Step 1: We must first find an octopus

Due to octopuses being sea creatures, I suggest you do this in sea. I don’t suggest trying places like aquariums and zoos, both because I’m agains doing this job with money and there is no need to get beaten up.

 Step 2: Understand the gende of the octopus.

I must state that although I’m homophobic in the topic of humans, I don’t discriminate in octopuses. If it can perform osmosis, that’s well enough in my books. However due to female octopuses possesing limbs more suited for sex, I am basing this guide on them. To understand the gender of the octopus we first throw a dead female mouse. If it runs away it’s a female, but if it tries to eat it by difusion it is a male.

 Step 3: Setting the mood

Because that octopuses aren’t fond of sex as humans are, convincing them may take some time. My suggestion is to make little surprises to her. for example, take them to the Bosphorus to eat baby jellyfishes. But make sure that she doesn’t take any alcahool as octopuses can dissolve in water. It’s not worth to lose your one and only octopus.

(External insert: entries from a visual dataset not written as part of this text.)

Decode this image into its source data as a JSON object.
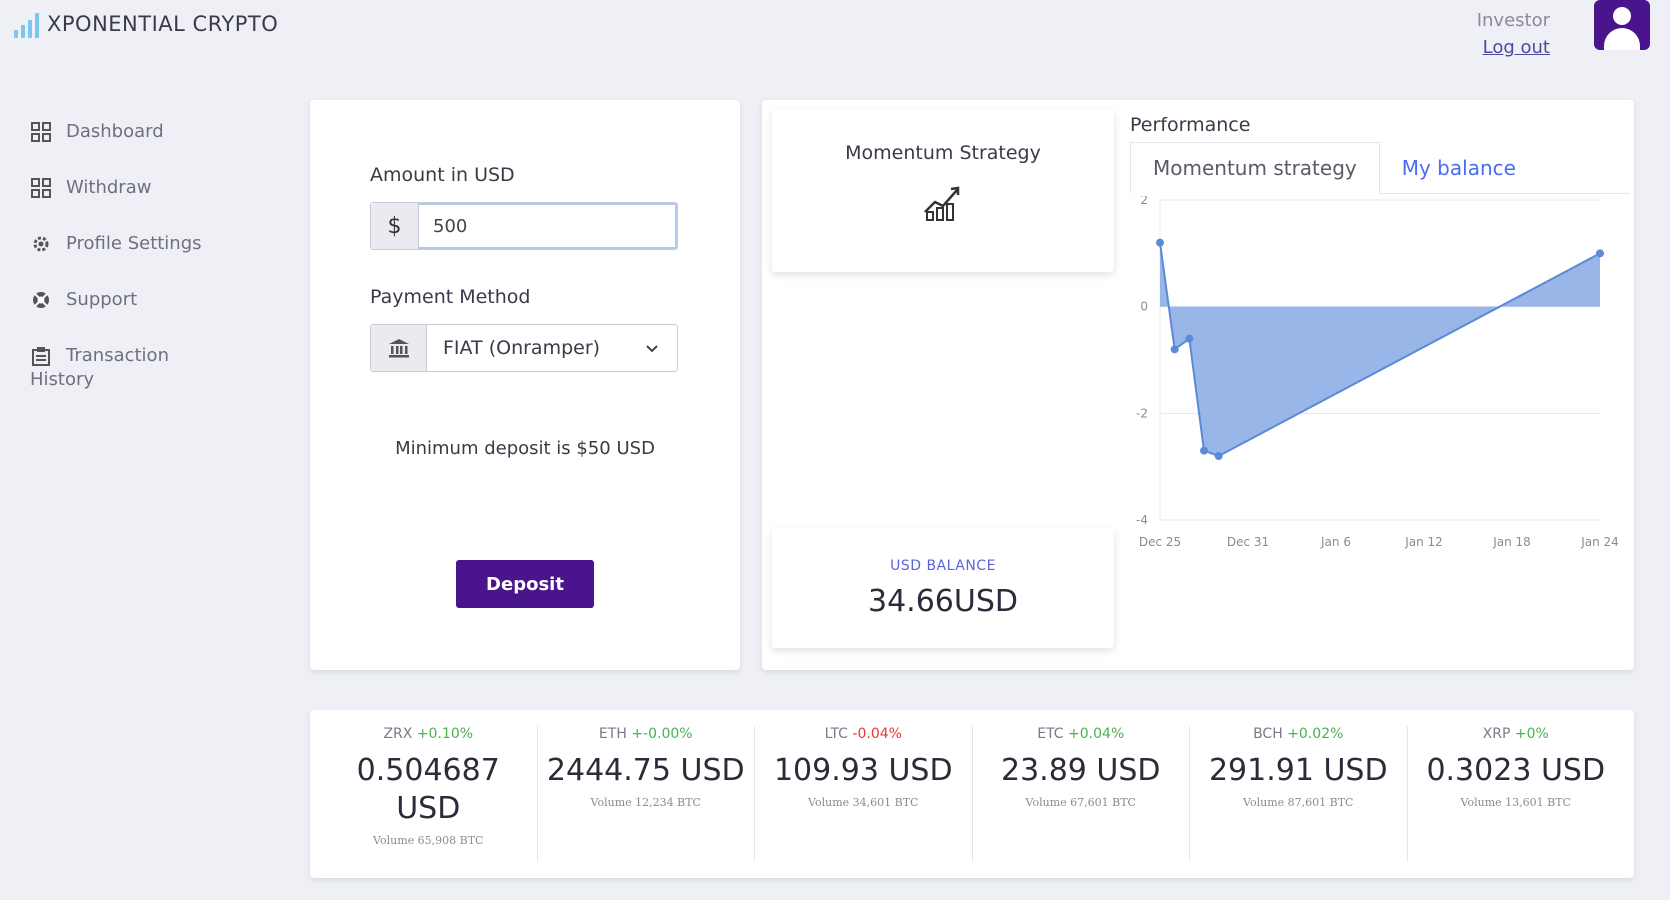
{
  "brand": {
    "name": "XPONENTIAL CRYPTO",
    "icon": "signal-bars-icon",
    "accent": "#7cc5ee"
  },
  "user": {
    "role": "Investor",
    "logout_label": "Log out",
    "avatar_color": "#4a148c"
  },
  "sidebar": {
    "items": [
      {
        "label": "Dashboard",
        "icon": "dashboard-grid-icon"
      },
      {
        "label": "Withdraw",
        "icon": "withdraw-grid-icon"
      },
      {
        "label": "Profile Settings",
        "icon": "gear-icon"
      },
      {
        "label": "Support",
        "icon": "support-lifebuoy-icon"
      },
      {
        "label": "Transaction History",
        "icon": "clipboard-icon"
      }
    ]
  },
  "deposit": {
    "amount_label": "Amount in USD",
    "currency_symbol": "$",
    "amount_value": "500",
    "payment_label": "Payment Method",
    "payment_value": "FIAT (Onramper)",
    "min_note": "Minimum deposit is $50 USD",
    "button_label": "Deposit",
    "button_color": "#4a148c"
  },
  "strategy": {
    "title": "Momentum Strategy",
    "icon": "growth-chart-icon"
  },
  "balance": {
    "label": "USD BALANCE",
    "value": "34.66USD"
  },
  "performance": {
    "title": "Performance",
    "tabs": [
      {
        "label": "Momentum strategy",
        "active": true
      },
      {
        "label": "My balance",
        "active": false
      }
    ]
  },
  "chart_data": {
    "type": "area",
    "x": [
      "Dec 25",
      "Dec 26",
      "Dec 27",
      "Dec 28",
      "Dec 29",
      "Jan 24"
    ],
    "values": [
      1.2,
      -0.8,
      -0.6,
      -2.7,
      -2.8,
      1.0
    ],
    "xticks": [
      "Dec 25",
      "Dec 31",
      "Jan 6",
      "Jan 12",
      "Jan 18",
      "Jan 24"
    ],
    "yticks": [
      "2",
      "0",
      "-2",
      "-4"
    ],
    "ylim": [
      -4,
      2
    ],
    "grid": true,
    "color": "#5b8ad8",
    "fill": "#8eaee6"
  },
  "tickers": [
    {
      "symbol": "ZRX",
      "change": "+0.10%",
      "direction": "pos",
      "price": "0.504687 USD",
      "volume": "Volume 65,908 BTC"
    },
    {
      "symbol": "ETH",
      "change": "+-0.00%",
      "direction": "pos",
      "price": "2444.75 USD",
      "volume": "Volume 12,234 BTC"
    },
    {
      "symbol": "LTC",
      "change": "-0.04%",
      "direction": "neg",
      "price": "109.93 USD",
      "volume": "Volume 34,601 BTC"
    },
    {
      "symbol": "ETC",
      "change": "+0.04%",
      "direction": "pos",
      "price": "23.89 USD",
      "volume": "Volume 67,601 BTC"
    },
    {
      "symbol": "BCH",
      "change": "+0.02%",
      "direction": "pos",
      "price": "291.91 USD",
      "volume": "Volume 87,601 BTC"
    },
    {
      "symbol": "XRP",
      "change": "+0%",
      "direction": "pos",
      "price": "0.3023 USD",
      "volume": "Volume 13,601 BTC"
    }
  ]
}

 Step 4: We do the foreplay

Now the octopus is on your bed, but foreplay is as important in octopuses as in humans; so we need to do some foreplay tricks. the best way is to lick the octopus’s legs; but one has to be careful in this process as the octopus may think that you are trying to eat her and choke your neck. another way is to go in between her eyes. this is also known al “american octofap”

 Step 5: We fuck the octopus

after the foreplay the octopus is right in the mood. now it’s time to unite. the biggest upside of octopuses over human girls is them not having reactions like “ah no not there”, because you can do it there. you can do it everywhere. since their bodies are in the molluscs class, where you thrust is their pussy. Also, it doesn’t posses a threat to cum inside and not use a condom.

 and that’s it guys. I hope it was helpful. For anyone seeking proof, this is a guide that I made with my experience.